Nfld. & Labrador

For people with disabilities, mannequins can hurt — not help — the shopping experience

Mannequins dressed in the clothes offered by stores are a key part of the clothes-shopping experience. But for people with disabilities, the mannequins can be bitter reminders of exclusion.
For Abigayle Quigley, mannequins can amplify difficulties in shopping, as they often depict how clothing would look only on an able-bodied individual. (Submitted by Abigayle Quigley)

In Canada, the average household spends close to $3,500 annually on clothing and accessories, with a key part of the shopping experience tied to stores displaying their clothes on mannequins.

But for people with disabilities, the mannequins can be bitter reminders of exclusion.

Sheldon Crocker's first memory of shopping for clothes includes asking his mother why the mannequins didn't look like him. Experiences like that continue to affect his self-esteem, he said.

"I used to feel excluded [and] feel out of place. It played a big part [in] my growing up and even a little today," said Crocker, who has arthrogryposis, which is characterized by joint contracture, causing muscle shortening.

As someone living with spina bifida and using a wheelchair, Abigayle Quigley says clothes on mannequins pose a practical problem. 

"Say if there's, like, a knee-length skirt or, like, a dress or just a regular skirt. On a mannequin it could be knee-length. On me, it could be ankle-length," said Quigley. 

Both Crocker and Quigley said they want to see representation in mannequins not only for different types of physical disabilities but also for a variety of genders, colours and body types. 

Unrealistic body expectations

As a woman, Quigley said, she is aware of the unrealistic beauty standards the industry pushes on her gender. Tall and skinny mannequins depict an image of how a person should look as opposed to actual reality, she said. In the 1960s, the stick-thin mannequin — inspired by the fashions of the day — began to sweep aside rounder figures, often only found in plus-size stores. 

Several N.L. stores contacted by CBC declined to comment on the matter although some store representatives said they keep mannequins until they need to be fixed or replaced. "Until they're broken," was how a representative from one store put it.

Quigley said she finds that upsetting.

"If a mannequin is broken, keep it on. So what if it doesn't have an arm or doesn't have a leg? Keep it on display because they're not broken.
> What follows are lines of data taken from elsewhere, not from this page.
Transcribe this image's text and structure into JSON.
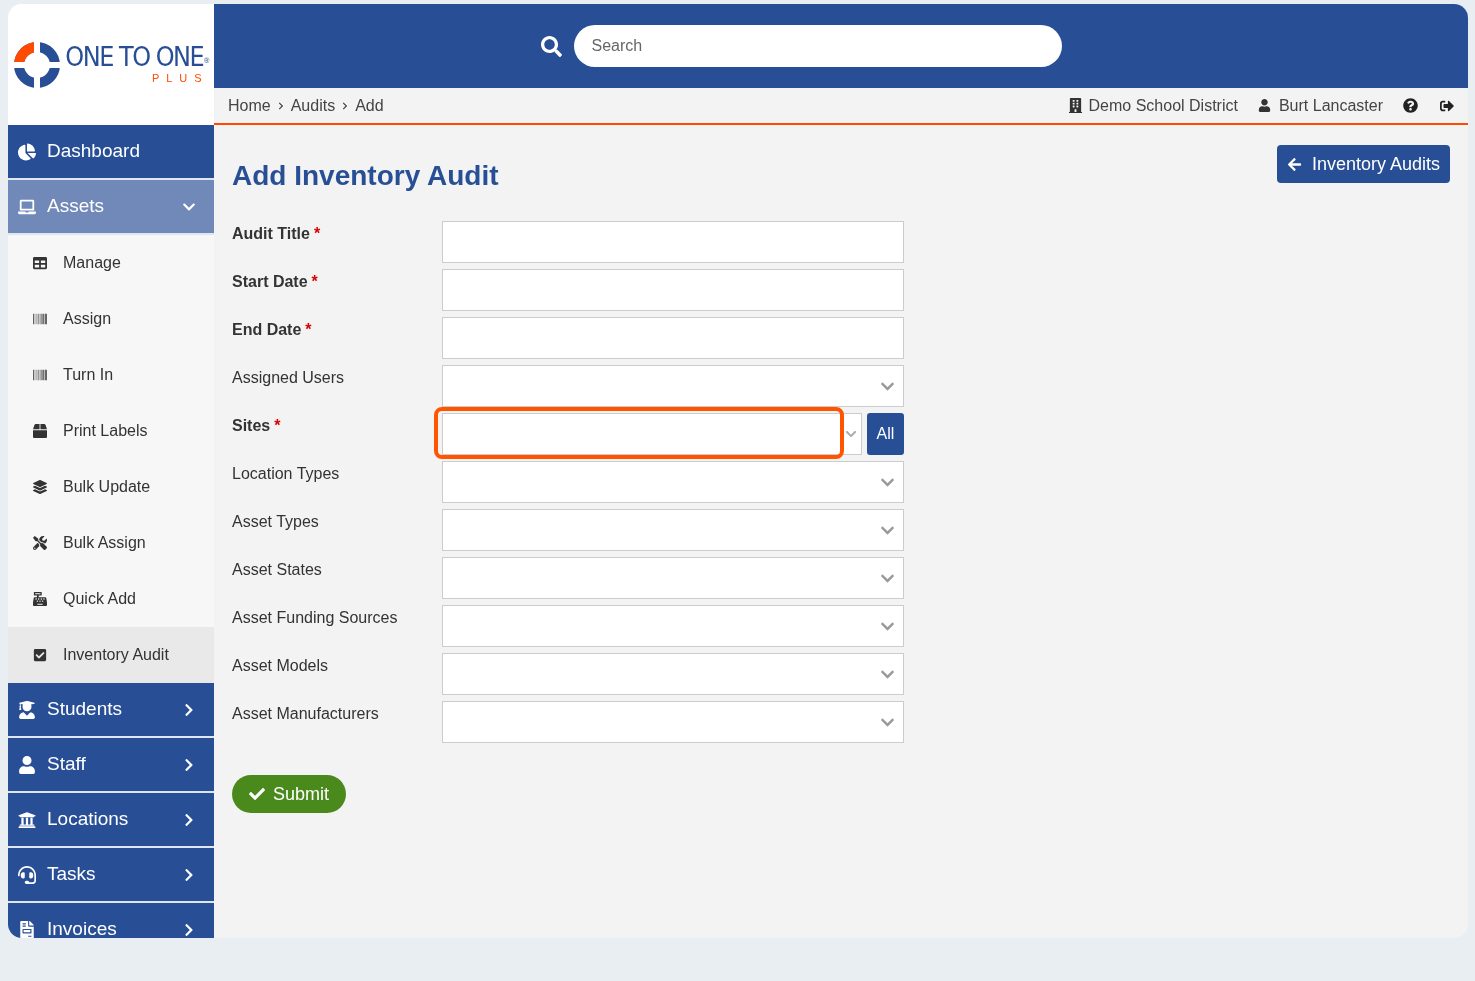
{
  "logo": {
    "name": "ONE TO ONE",
    "sub": "PLUS",
    "mark": "®"
  },
  "search": {
    "placeholder": "Search"
  },
  "breadcrumb": [
    "Home",
    "Audits",
    "Add"
  ],
  "header_right": {
    "district": "Demo School District",
    "user": "Burt Lancaster"
  },
  "sidebar": {
    "items": [
      {
        "label": "Dashboard",
        "expandable": false,
        "expanded": false
      },
      {
        "label": "Assets",
        "expandable": true,
        "expanded": true,
        "children": [
          {
            "label": "Manage",
            "selected": false
          },
          {
            "label": "Assign",
            "selected": false
          },
          {
            "label": "Turn In",
            "selected": false
          },
          {
            "label": "Print Labels",
            "selected": false
          },
          {
            "label": "Bulk Update",
            "selected": false
          },
          {
            "label": "Bulk Assign",
            "selected": false
          },
          {
            "label": "Quick Add",
            "selected": false
          },
          {
            "label": "Inventory Audit",
            "selected": true
          }
        ]
      },
      {
        "label": "Students",
        "expandable": true,
        "expanded": false
      },
      {
        "label": "Staff",
        "expandable": true,
        "expanded": false
      },
      {
        "label": "Locations",
        "expandable": true,
        "expanded": false
      },
      {
        "label": "Tasks",
        "expandable": true,
        "expanded": false
      },
      {
        "label": "Invoices",
        "expandable": true,
        "expanded": false
      }
    ]
  },
  "page_title": "Add Inventory Audit",
  "back_button": "Inventory Audits",
  "form": {
    "fields": [
      {
        "label": "Audit Title",
        "required": true,
        "kind": "text",
        "highlighted": false
      },
      {
        "label": "Start Date",
        "required": true,
        "kind": "text",
        "highlighted": false
      },
      {
        "label": "End Date",
        "required": true,
        "kind": "text",
        "highlighted": false
      },
      {
        "label": "Assigned Users",
        "required": false,
        "kind": "select",
        "highlighted": false
      },
      {
        "label": "Sites",
        "required": true,
        "kind": "select_all",
        "button": "All",
        "highlighted": true
      },
      {
        "label": "Location Types",
        "required": false,
        "kind": "select",
        "highlighted": false
      },
      {
        "label": "Asset Types",
        "required": false,
        "kind": "select",
        "highlighted": false
      },
      {
        "label": "Asset States",
        "required": false,
        "kind": "select",
        "highlighted": false
      },
      {
        "label": "Asset Funding Sources",
        "required": false,
        "kind": "select",
        "highlighted": false
      },
      {
        "label": "Asset Models",
        "required": false,
        "kind": "select",
        "highlighted": false
      },
      {
        "label": "Asset Manufacturers",
        "required": false,
        "kind": "select",
        "highlighted": false
      }
    ],
    "required_mark": "*",
    "submit": "Submit"
  }
}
They're beautiful in their own way and I think that should be displayed."

Crocker said stores' attitudes are close-minded to different ideas of beauty and reality.

"Just because a mannequin has a broken finger — to throw it away, then that's to represent or signify that persons with disabilities are thrown to the side and that they don't matter."

Moving from performative gestures to action

Diversity is often used by big brands to promote their core values, said Crocker and Quigley, but despite the fact they pay the same amount of money for the same clothes, they still don't see representation in their shopping experience.

Brands should move away from performative demonstrations of diversity and engage a range of voices from a plethora of communities in decision-making, said Crocker

His demand is simple: "Start not just talking the talk but walking the walk — or rolling the roll in the chair."